Olympicorama
Olympicorama

 

 

Un spectacle produit par la Compagnie Vertical Detour (93 Montreuil) vu le 04 novembre 2019 à la Villette  (Paris XIX°)

 

Texte : Frédéric Ferrer

Comédiens : Frédéric Ferrer

Genre : Conférence gesticulée

Public : tout public

Durée : officiellement 1H30 (mais 2H ce soir)

 

 

J’ai découvert Frédéric Ferrer un peu par hasard dans l’excellent « borderline(s) investigation # 1 » (chroniqué). C’est donc tout naturellement que je me suis démenée pour voir ce nouvel opus ; démenée car « Olympicorama » est programmé sur 4 dates uniques dispatchées dans l’année.

 

« Olympicorama » se propose, dans l’optique des JO de 2024, de présenter une discipline olympique par spectacle. Il y aura donc 4 conférences par saison et ce jusqu’au début de l’évènement sportif. J’ai assisté à la dernière conférence de la seconde saison et qui portait sur la reine des épreuves : le 100 m. Forte de ma précédente expérience, je pensais entendre une satire en règle. J’ai découvert un sport et reçu une superbe leçon d’humanité.

 

Dans sa forme et son propos, « Olympicorama » est à la fois proche du précédent spectacle et totalement inédit. Le plateau est nu et cette fois, le restera. Il est juste habillé, à cour, d’un pupitre avec ordinateur, d’un écran en fond de scène et d’un coin interviewe à jardin. Frédéric Ferrer, est seul en scène pour 45 minutes chrono. Sonorisé, il se poste derrière le pupitre et entame sa conférence gesticulée. Il est docte tel l’ancien prof de géo qu’il a été : le plan est annoncé (mais aussitôt démenti), les termes sont définis de sorte que nous ayons tous, en jargon prof, « un socle commun de connaissances » et la géo ne peut s’empêcher de s’immiscer là où on ne l’attendait pas….Il est d’une érudition époustouflante et le powerpoint, omniprésent sous forme de diapos ou de retransmissions d’épreuves sportives, finit par nous prouver qu’il ne nous mène pas en bateau : ainsi le tir au cerf courant est bien une discipline olympique disparue ! Car Frédéric Ferrer sait, plus qu’aucun autre, accorder la rigueur scientifique et le rire. Ainsi, chacun sait que la vitesse de pointe d’un être humain, tout Usain Bolt qu’il soit, est toute relative par rapport au règne animal. La salle s’attendait à la sempiternelle comparaison avec le guépard. Mais quand en guise de félin un charmant minou roux apparait à l’écran, assurément victorieux d’Usain Bolt (44,72 km/h) avec ses 50 km/h, c’est l’éclat de rire généralisé. Et tout est l’avenant. De digressions en digressions loufoques, on comprend que rien n’est gratuit et qu’il s’agit pour Frédéric Ferrer tantôt de faire découvrir cette discipline admirable, tantôt de faire surgir l’envers du décor. Ainsi, Frédéric Ferrer entreprend de déconstruire les stéréotypes et si les jamaïcains sont les rois de cette épreuve, c’est au même titre que les Français en ce qui concerne la pétanque : tout est question de culture ! Frédéric Ferrer dénonce aussi à travers la figure emblématique d’Avery Brundage, à la tête du sport américain en 1936 puis président du CIO, l’assujettissement du sport au politique et aux considérations morales contestables. C’est à lui que l’on doit les certificats de féminité toujours en vigueur aujourd’hui. Le terrain est prêt pour la seconde partie !

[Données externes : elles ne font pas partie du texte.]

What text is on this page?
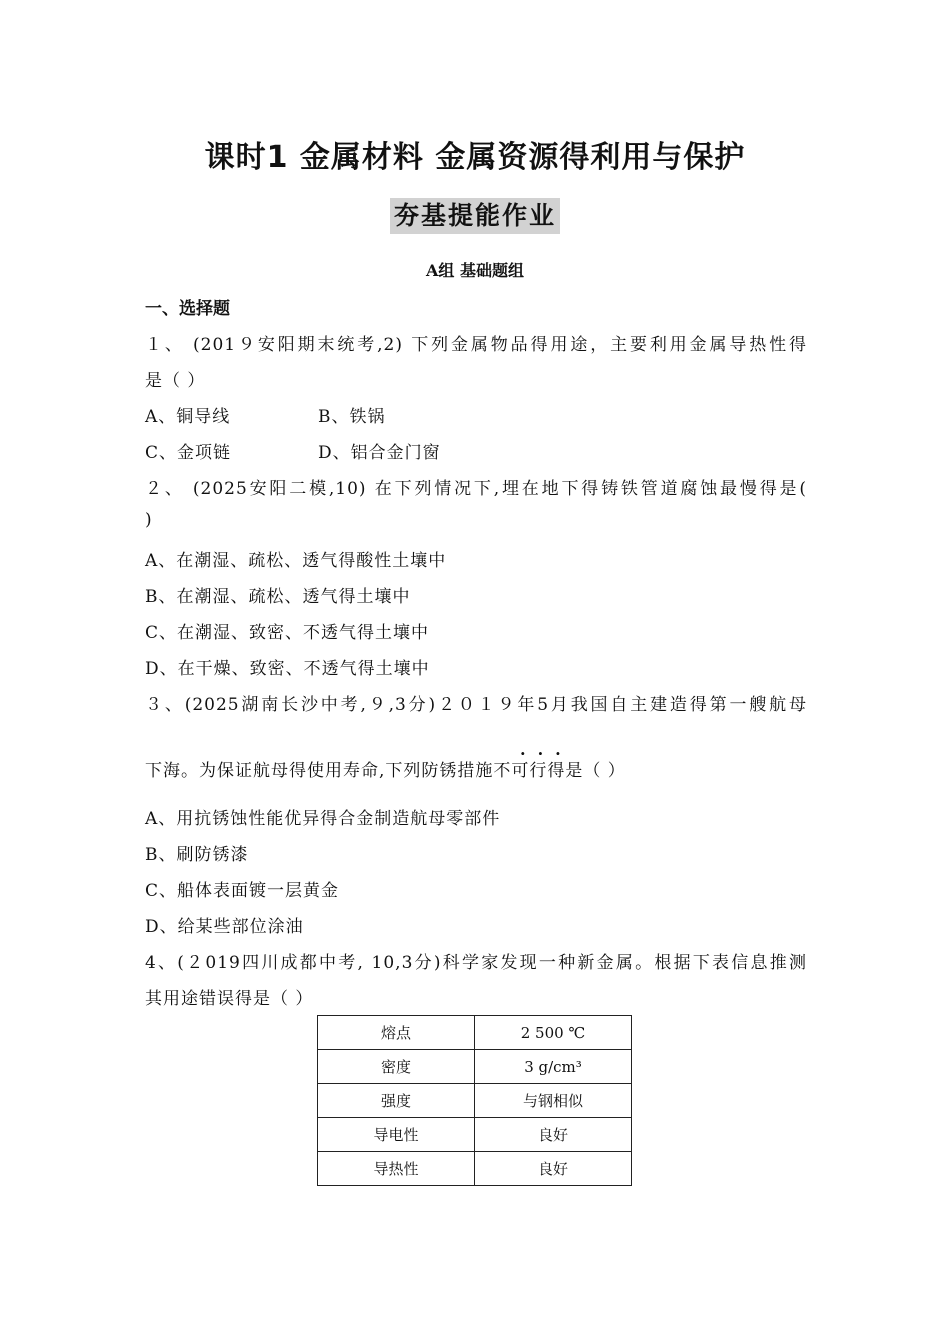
课时1 金属材料 金属资源得利用与保护
夯基提能作业
A组 基础题组
一、选择题
１、 (201９安阳期末统考,2) 下列金属物品得用途，主要利用金属导热性得
是（ ）
A、铜导线	B、铁锅
C、金项链	D、铝合金门窗
２、 (2025安阳二模,10) 在下列情况下,埋在地下得铸铁管道腐蚀最慢得是(
)
A、在潮湿、疏松、透气得酸性土壤中
B、在潮湿、疏松、透气得土壤中
C、在潮湿、致密、不透气得土壤中
D、在干燥、致密、不透气得土壤中
３、(2025湖南长沙中考,９,3分)２０１９年5月我国自主建造得第一艘航母
...
下海。为保证航母得使用寿命,下列防锈措施不可行得是（ ）
A、用抗锈蚀性能优异得合金制造航母零部件
B、刷防锈漆
C、船体表面镀一层黄金
D、给某些部位涂油
4、(２019四川成都中考, 10,3分)科学家发现一种新金属。根据下表信息推测
其用途错误得是（ ）
熔点	2 500 ℃
密度	3 g/cm³
强度	与钢相似
导电性	良好
导热性	良好
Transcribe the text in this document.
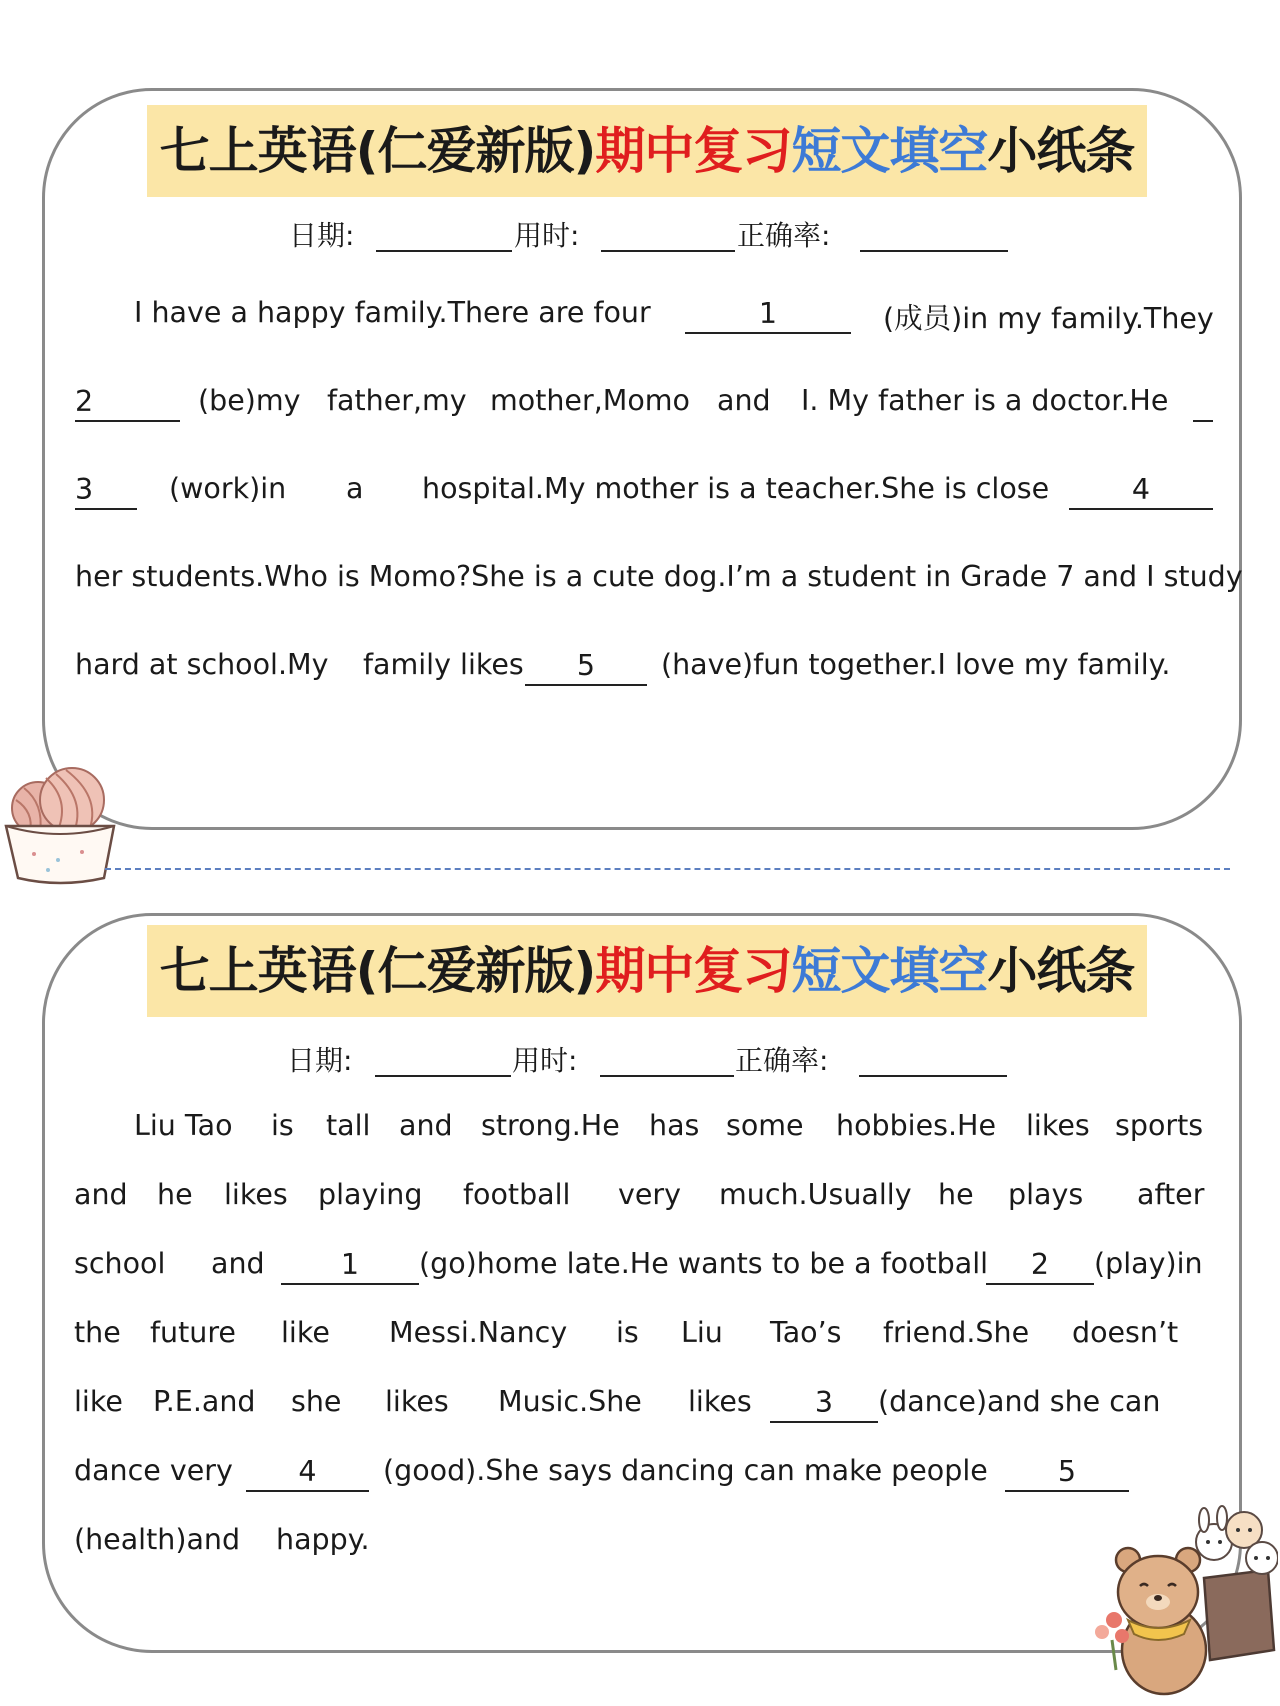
七上英语(仁爱新版)期中复习短文填空小纸条
日期:	用时:	正确率:
I have a happy family.There are four	1	(成员)in my family.They
2	(be)my father,my mother,Momo and I. My father is a doctor.He
3	(work)in a hospital.My mother is a teacher.She is close	4
her students.Who is Momo?She is a cute dog.I’m a student in Grade 7 and I study
hard at school.My family likes	5	(have)fun together.I love my family.
七上英语(仁爱新版)期中复习短文填空小纸条
日期:	用时:	正确率:
Liu Tao is tall and strong.He has some hobbies.He likes sports
and he likes playing football very much.Usually he plays after
school and	1	(go)home late.He wants to be a football	2	(play)in
the future like Messi.Nancy is Liu Tao’s friend.She doesn’t
like P.E.and she likes Music.She likes	3	(dance)and she can
dance very	4	(good).She says dancing can make people	5
(health)and happy.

La seconde partie est une conférence-débat avec des invités, experts de la discipline. Ce soir Frédéric Ferrer a convié Christine Aaron, championne du monde de relai et détentrice depuis 1998 du record d’Europe du 100m et Pierre-Jean Vazel, dernier entraîneur de Christine Aaron et inlassable détracteur des certificats de féminité et autres aberrations liées au genre. Nous ne sommes plus dans le spectacle mais dans un moment d’échanges authentique et de grande qualité.

 

Avec « Olympicorama », Frédéric Ferrer entreprend un véritable marathon théâtral. Le projet est inouï, le propos est d’une grande intelligence, la forme est drôle. Il va sans dire qu’à l’instar de plus de la moitié de la salle ce soir, je reviendrais, d’ici 2024, m’ouvrir à cet univers qui m’est pourtant totalement étranger, le sport.